Even some of the types of optimizations Itanium compilers can do that mimic optimizations x86 processors do behind the scenes can result in needing to write additional code, reducing the effectiveness of the instruction cache. This is not surprising. The benefits of static scheduling are that you pre-compute things that are possible to pre-compute like which instructions can run in parallel, and where you can speculate etc. And thus you don't need to compute that stuff on-die, and don't need to compute it each and every time you run a code fragment. But obviously that information still needs to make it to the CPU, so you are trading that runtime computation for additional instruction storage cost. (I won't deny that the result could still end up more I-cache efficient than x86 is, because x86 is not by any means the most efficient instruction encoding, especially since some rarely used anymore opcodes hog some prime encoding real-estate.)
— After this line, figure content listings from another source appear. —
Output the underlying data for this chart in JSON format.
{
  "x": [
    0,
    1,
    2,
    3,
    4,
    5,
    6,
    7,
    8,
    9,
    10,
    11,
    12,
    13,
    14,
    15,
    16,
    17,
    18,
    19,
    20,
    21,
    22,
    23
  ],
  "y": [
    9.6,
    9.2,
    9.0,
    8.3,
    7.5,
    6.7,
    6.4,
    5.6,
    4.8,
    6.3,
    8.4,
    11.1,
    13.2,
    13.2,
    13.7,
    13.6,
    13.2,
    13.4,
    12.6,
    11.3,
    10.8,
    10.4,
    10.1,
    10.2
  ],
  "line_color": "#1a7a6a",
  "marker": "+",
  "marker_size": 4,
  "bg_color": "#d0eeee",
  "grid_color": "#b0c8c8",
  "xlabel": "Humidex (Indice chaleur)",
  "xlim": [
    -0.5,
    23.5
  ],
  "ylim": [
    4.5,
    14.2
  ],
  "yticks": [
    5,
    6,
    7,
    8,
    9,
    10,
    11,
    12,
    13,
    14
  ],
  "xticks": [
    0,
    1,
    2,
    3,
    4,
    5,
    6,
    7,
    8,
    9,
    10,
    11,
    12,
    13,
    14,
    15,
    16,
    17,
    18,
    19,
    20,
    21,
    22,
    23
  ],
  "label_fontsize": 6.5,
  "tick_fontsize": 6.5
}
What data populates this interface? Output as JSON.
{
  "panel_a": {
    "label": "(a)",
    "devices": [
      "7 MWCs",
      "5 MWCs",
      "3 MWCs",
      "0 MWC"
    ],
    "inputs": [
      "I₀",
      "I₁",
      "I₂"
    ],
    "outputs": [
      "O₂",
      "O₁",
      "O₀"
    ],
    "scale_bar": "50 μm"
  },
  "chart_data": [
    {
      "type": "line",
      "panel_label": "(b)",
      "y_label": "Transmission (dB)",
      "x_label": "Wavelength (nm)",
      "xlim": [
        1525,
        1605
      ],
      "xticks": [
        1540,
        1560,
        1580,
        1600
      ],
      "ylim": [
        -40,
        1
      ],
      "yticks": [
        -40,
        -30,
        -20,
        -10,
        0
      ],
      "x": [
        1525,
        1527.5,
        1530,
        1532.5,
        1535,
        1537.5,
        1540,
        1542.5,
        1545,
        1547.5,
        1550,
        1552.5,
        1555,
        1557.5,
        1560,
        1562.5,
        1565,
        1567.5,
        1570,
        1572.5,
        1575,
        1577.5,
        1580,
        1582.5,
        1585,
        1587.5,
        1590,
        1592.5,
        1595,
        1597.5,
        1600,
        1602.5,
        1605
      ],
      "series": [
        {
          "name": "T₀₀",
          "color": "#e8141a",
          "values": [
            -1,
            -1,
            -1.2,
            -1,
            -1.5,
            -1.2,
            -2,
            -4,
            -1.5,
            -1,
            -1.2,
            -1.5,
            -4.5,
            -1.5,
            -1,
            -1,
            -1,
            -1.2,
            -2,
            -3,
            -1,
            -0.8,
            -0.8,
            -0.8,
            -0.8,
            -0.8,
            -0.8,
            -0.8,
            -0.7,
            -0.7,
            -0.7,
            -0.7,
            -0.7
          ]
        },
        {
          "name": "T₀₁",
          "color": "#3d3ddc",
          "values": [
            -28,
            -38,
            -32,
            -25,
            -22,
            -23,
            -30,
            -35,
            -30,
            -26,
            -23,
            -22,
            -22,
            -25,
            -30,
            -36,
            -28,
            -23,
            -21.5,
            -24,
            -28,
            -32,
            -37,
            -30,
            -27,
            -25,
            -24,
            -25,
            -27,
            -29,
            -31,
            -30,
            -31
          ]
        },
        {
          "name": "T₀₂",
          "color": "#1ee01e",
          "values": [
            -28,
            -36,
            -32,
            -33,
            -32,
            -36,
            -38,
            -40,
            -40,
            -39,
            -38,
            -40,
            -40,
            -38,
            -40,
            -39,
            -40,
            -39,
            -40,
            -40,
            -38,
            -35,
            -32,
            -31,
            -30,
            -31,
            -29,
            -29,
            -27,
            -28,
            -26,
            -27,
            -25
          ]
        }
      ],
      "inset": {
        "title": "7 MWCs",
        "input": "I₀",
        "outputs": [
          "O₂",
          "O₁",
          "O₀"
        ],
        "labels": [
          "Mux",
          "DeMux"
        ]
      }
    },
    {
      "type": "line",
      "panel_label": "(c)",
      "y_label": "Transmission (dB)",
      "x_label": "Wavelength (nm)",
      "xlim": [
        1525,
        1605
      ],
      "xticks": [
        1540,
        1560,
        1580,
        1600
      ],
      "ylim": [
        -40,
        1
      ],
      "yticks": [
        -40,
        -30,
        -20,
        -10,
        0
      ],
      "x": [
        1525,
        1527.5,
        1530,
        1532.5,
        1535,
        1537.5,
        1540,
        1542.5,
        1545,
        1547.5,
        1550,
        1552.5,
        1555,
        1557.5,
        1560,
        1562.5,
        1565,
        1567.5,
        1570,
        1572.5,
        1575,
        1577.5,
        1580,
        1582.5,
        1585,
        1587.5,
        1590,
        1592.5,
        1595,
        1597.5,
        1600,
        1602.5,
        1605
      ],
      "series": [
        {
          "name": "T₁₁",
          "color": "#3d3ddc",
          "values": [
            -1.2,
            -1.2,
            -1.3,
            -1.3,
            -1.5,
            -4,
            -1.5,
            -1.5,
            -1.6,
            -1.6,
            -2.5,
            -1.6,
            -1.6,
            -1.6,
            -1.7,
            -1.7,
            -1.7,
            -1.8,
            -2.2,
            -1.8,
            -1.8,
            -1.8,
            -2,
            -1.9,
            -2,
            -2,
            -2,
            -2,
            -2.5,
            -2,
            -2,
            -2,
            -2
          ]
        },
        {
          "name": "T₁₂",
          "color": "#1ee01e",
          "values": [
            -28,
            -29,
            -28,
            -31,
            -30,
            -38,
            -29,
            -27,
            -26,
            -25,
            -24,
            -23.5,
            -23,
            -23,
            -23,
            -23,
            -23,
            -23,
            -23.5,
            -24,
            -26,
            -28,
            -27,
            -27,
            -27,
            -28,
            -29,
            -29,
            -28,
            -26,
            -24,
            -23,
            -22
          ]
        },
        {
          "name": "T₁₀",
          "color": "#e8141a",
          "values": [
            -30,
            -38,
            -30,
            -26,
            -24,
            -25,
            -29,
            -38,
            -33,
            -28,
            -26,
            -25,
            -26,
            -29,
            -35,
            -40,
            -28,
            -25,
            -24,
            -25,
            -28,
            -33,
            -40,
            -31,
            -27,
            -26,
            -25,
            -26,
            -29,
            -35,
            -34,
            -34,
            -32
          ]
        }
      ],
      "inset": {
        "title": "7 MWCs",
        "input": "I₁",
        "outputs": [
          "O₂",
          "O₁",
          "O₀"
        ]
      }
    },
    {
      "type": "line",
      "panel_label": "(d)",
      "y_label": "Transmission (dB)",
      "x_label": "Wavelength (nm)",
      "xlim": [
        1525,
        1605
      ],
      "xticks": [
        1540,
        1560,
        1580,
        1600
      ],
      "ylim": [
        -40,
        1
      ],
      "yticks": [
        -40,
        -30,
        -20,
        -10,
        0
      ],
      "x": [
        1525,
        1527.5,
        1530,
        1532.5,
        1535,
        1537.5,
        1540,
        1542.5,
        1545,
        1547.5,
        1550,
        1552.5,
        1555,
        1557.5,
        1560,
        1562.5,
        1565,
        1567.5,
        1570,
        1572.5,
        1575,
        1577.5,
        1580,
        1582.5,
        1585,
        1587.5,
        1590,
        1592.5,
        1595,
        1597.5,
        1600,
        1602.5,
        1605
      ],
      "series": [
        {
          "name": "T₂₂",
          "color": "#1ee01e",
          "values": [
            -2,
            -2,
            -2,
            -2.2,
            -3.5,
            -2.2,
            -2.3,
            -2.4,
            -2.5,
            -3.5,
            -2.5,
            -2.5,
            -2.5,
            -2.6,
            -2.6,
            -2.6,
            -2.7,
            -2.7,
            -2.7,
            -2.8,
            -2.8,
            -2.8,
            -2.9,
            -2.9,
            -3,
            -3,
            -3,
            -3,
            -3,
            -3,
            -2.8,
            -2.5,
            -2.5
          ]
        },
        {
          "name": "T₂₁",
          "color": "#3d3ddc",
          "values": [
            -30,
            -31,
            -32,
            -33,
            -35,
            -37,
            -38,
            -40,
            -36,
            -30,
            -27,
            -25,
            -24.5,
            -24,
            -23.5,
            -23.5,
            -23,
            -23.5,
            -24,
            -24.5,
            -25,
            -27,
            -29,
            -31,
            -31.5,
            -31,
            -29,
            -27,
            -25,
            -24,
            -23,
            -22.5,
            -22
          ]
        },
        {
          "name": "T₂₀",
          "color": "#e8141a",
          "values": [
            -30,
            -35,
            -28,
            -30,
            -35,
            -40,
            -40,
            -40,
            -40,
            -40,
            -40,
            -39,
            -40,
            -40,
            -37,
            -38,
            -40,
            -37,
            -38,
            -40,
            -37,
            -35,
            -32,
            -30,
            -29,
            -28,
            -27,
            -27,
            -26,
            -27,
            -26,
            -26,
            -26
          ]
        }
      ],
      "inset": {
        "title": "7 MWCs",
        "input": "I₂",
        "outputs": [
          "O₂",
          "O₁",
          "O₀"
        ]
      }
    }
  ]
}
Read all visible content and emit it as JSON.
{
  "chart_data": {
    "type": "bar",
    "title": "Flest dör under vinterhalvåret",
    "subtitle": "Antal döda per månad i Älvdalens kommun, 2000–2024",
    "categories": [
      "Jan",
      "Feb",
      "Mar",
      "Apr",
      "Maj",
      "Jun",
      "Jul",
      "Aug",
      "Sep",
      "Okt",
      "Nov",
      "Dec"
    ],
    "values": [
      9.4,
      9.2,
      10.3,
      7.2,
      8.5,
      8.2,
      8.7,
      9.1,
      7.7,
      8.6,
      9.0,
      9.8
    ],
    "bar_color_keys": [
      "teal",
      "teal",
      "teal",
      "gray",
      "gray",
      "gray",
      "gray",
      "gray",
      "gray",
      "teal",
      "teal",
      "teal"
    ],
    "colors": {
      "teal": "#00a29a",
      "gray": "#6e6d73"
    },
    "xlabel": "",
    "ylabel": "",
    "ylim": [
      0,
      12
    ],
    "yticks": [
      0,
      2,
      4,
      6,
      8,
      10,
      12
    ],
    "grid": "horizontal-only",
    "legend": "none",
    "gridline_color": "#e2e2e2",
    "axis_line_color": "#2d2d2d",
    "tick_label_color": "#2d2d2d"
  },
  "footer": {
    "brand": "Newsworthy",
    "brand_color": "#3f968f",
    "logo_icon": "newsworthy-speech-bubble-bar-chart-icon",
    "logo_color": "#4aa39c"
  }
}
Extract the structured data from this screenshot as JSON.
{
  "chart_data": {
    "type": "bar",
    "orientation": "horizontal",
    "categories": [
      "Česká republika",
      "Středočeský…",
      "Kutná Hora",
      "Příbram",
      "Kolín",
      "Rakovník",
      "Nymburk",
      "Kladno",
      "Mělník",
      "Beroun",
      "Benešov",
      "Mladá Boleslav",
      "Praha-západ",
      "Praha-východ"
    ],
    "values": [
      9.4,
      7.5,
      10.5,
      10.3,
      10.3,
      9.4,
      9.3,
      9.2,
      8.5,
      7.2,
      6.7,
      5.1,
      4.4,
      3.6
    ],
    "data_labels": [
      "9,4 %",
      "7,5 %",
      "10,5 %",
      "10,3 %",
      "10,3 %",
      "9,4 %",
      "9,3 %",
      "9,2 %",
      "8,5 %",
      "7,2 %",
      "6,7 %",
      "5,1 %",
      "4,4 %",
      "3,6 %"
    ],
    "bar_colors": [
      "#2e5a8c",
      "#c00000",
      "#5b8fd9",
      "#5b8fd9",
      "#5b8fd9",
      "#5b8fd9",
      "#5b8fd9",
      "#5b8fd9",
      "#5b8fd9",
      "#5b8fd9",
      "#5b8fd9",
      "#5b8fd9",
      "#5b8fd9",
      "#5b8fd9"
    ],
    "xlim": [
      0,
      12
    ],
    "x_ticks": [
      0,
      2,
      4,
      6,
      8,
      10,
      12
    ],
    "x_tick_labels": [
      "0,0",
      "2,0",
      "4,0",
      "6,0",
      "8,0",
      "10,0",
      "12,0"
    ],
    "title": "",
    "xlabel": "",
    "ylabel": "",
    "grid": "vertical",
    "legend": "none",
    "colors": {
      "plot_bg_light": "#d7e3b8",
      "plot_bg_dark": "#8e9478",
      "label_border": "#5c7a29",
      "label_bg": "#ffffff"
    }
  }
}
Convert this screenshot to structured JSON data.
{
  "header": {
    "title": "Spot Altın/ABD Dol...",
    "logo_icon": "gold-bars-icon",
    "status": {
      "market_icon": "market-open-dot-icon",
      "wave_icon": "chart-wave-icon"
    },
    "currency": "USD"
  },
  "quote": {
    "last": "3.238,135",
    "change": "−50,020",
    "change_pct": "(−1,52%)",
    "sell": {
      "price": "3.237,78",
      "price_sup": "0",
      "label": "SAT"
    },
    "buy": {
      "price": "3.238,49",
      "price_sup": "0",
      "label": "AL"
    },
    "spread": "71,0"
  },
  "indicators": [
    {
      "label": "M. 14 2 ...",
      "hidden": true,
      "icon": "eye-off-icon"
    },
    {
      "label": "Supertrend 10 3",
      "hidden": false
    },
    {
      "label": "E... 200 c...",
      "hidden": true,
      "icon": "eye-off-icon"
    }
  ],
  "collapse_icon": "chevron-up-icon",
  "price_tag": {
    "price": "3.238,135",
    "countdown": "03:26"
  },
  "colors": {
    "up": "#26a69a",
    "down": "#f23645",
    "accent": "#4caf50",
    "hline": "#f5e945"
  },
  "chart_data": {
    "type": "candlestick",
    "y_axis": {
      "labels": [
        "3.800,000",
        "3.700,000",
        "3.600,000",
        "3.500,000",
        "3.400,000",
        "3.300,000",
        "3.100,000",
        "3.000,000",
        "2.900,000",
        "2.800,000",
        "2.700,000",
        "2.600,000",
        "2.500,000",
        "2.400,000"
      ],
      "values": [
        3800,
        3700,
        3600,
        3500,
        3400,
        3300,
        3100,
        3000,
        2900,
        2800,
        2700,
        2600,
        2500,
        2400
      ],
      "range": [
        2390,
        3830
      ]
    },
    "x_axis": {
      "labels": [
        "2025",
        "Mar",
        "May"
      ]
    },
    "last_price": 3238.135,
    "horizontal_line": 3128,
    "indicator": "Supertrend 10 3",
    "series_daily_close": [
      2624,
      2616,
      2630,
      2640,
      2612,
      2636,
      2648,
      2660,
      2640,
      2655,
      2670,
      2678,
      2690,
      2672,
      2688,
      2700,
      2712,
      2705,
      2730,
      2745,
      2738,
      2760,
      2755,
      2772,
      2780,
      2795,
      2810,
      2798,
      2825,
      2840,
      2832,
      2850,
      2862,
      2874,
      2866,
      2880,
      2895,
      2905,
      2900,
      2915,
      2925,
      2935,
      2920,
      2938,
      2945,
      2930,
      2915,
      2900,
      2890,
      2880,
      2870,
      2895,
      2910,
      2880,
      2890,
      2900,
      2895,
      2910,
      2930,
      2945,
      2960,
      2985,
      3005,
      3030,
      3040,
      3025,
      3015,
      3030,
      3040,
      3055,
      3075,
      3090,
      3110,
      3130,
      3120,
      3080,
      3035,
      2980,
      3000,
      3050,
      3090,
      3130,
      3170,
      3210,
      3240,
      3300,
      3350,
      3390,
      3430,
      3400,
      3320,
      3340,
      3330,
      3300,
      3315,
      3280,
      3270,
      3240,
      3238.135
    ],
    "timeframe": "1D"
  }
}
Basically I'm not sold on static scheduling for high performance but general purpose CPUs, and am especially not sold on the sort of peudo-static scheduling used by Itanium where you are scheduling for instructions with unknown latency, that can differ from model to model. The complete static scheduling where you must target the exact CPU you will run on, and thus know all the timings (like the Mill promised) feels better to me. (But I'm not entirely sure about install type specialization like they mention.)
But I'm also no expert on CPU design, a hobbyist at best.
I thought the majority of their current problems stemmed from having lost the lead in fabs. You can't have the best chips if you don't have the best fab tech.
I mean their Sunnyvale HQ was a kind of mini mimic of the Whitehouse (at least to me, if you use your imagination a tad) --except for the garish storm fences that surrounded it.